Multiscale Analysis of Electrochemical Dealloying of Bimetallic Nanoparticles to Tune Catalytic Activity

Electrochemical dealloying is a promising technique to tune the activity and material utilization of electrocatalysts. Studying this process in bimetallic nanoparticles remains challenging since their synthesis yields ensembles with varied properties. To understand the dealloying behavior of individual nanoparticles, we present a combined characterization method that provides statistical distributions in composition, morphology, and catalytic activity. AgxAuy alloy nanoparticles synthesized via reverse micelles were dealloyed, by potential cycling, to tune their activity for the hydrogen evolution reaction. In a multiscale approach, we performed macroscale measurements on a glassy carbon electrode and scanning electrochemical cell microscopy (SECCM) on small groups of particles/aggregates within the confines of the scanned droplet.
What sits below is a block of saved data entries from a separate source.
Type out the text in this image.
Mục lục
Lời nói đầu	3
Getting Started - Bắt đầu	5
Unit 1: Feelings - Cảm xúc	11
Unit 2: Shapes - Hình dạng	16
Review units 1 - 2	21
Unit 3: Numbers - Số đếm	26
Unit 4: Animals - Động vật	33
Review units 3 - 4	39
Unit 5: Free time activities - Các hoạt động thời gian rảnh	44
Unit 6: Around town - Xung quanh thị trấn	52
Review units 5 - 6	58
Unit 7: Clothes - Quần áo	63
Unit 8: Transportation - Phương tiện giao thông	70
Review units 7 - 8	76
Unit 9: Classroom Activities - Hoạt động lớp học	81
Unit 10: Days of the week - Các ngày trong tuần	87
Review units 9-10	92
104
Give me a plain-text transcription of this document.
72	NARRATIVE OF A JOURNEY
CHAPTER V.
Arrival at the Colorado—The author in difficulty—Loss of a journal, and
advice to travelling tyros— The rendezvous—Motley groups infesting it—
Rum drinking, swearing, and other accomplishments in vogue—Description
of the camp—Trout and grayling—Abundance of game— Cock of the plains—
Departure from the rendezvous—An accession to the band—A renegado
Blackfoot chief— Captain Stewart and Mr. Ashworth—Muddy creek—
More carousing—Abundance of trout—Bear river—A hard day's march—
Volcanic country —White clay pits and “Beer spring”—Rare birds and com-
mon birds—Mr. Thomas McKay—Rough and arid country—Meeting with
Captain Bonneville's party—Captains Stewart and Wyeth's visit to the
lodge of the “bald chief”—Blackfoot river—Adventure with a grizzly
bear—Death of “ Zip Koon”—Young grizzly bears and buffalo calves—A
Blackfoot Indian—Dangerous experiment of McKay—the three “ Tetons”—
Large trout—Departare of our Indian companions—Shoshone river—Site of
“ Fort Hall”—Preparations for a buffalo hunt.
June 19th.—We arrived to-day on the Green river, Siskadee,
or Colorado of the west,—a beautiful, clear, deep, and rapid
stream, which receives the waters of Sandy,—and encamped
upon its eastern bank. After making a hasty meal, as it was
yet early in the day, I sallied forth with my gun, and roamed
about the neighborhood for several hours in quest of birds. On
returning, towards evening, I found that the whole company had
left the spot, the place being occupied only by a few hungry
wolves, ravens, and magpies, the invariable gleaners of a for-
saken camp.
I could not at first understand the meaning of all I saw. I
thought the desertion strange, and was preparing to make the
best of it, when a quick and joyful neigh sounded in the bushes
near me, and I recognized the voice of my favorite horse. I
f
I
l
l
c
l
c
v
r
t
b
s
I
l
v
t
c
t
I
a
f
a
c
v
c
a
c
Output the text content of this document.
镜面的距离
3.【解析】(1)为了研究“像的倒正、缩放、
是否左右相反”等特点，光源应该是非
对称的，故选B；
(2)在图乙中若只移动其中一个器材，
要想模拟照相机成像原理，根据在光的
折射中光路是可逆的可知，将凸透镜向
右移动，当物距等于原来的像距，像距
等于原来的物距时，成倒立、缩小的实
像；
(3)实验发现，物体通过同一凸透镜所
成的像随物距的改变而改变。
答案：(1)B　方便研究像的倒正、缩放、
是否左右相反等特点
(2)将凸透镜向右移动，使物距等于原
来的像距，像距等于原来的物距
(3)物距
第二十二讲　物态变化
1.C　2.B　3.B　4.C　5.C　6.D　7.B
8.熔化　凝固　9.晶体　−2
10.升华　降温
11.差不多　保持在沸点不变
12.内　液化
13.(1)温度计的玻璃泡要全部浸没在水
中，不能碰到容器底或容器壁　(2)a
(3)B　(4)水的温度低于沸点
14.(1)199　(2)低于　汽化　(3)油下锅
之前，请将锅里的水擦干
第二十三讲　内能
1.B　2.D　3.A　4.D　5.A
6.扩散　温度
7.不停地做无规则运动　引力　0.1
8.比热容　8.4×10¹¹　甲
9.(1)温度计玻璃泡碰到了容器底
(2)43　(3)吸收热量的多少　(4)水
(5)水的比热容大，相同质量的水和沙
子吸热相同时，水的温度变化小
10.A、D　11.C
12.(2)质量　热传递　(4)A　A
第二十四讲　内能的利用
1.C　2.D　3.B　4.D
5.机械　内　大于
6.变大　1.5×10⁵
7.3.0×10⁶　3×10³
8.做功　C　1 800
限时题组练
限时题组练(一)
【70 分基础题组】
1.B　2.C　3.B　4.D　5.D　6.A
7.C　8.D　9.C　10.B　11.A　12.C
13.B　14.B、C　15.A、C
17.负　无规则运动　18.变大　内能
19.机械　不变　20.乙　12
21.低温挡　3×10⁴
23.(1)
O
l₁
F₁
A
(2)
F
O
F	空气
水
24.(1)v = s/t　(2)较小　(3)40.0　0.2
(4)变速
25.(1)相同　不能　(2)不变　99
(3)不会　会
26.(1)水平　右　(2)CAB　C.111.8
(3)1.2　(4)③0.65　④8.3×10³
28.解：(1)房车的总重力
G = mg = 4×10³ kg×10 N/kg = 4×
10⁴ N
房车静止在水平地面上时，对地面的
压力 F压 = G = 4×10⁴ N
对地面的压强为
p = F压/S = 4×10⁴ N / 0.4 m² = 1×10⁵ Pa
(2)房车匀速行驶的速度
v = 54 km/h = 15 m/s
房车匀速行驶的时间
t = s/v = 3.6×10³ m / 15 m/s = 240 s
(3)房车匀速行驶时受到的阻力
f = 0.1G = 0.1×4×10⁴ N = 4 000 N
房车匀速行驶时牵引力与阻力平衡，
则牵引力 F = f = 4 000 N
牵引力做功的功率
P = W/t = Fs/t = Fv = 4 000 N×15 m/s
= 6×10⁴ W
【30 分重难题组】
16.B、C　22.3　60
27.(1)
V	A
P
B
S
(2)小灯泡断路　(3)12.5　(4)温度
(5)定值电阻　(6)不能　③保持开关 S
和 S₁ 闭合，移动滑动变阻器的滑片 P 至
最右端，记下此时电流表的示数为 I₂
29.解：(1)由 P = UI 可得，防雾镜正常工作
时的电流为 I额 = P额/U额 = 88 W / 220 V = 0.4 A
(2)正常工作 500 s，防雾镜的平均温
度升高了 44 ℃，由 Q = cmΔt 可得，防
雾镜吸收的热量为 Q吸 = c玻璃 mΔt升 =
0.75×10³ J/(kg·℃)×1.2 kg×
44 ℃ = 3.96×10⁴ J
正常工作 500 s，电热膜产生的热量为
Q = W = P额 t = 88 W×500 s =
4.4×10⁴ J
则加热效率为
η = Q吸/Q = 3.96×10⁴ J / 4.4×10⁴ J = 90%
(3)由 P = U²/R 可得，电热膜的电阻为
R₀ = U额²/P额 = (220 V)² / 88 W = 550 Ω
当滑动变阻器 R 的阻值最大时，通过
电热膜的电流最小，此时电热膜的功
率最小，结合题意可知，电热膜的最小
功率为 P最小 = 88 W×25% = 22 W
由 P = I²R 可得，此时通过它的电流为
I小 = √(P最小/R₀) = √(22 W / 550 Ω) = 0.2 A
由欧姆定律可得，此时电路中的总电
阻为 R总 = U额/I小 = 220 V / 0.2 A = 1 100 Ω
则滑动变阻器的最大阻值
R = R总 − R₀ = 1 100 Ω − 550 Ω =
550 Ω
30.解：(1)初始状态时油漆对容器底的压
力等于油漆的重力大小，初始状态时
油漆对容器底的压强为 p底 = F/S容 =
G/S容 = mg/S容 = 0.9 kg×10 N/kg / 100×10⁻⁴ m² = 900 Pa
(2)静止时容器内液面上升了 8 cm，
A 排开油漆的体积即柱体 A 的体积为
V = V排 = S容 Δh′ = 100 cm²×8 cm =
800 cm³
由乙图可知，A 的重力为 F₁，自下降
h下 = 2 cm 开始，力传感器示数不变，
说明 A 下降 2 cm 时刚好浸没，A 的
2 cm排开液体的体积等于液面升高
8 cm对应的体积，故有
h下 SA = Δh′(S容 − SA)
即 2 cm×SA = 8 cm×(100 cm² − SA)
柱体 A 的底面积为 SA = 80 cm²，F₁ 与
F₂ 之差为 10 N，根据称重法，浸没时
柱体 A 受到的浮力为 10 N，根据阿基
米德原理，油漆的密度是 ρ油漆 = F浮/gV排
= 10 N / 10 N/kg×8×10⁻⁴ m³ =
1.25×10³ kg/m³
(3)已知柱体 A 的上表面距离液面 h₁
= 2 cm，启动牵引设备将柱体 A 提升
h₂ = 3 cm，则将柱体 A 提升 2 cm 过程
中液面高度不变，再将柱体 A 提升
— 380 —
The SECCM pipet was used to create different states of dealloying within a single sample, followed by higher-resolution SECCM activity mapping. The faster mass transport in the SECCM tip, compared to the macroelectrode configuration, led to accelerated Ag dissolution from the AgxAuy nanoparticles. While the particles showed the highest activity and largest Ag content decrease after only 0.5 cycles, heterogeneous behavior was still evident among individual particle groups. Further, using a boron-doped diamond electrode, identical-location scanning transmission electron microscopy and energy-dispersive X-ray spectroscopy studies allowed Ag leaching and particle shrinking to be followed at the single-particle level, as a function of cycle number, for a statistically relevant sample number (n > 70). Increased cycling induced particle deactivation, shrinking, and coalescence. Overall, our results showcase an efficient and versatile route to combine systematic tuning and high-throughput screening of nanocatalyst property-activity relationships.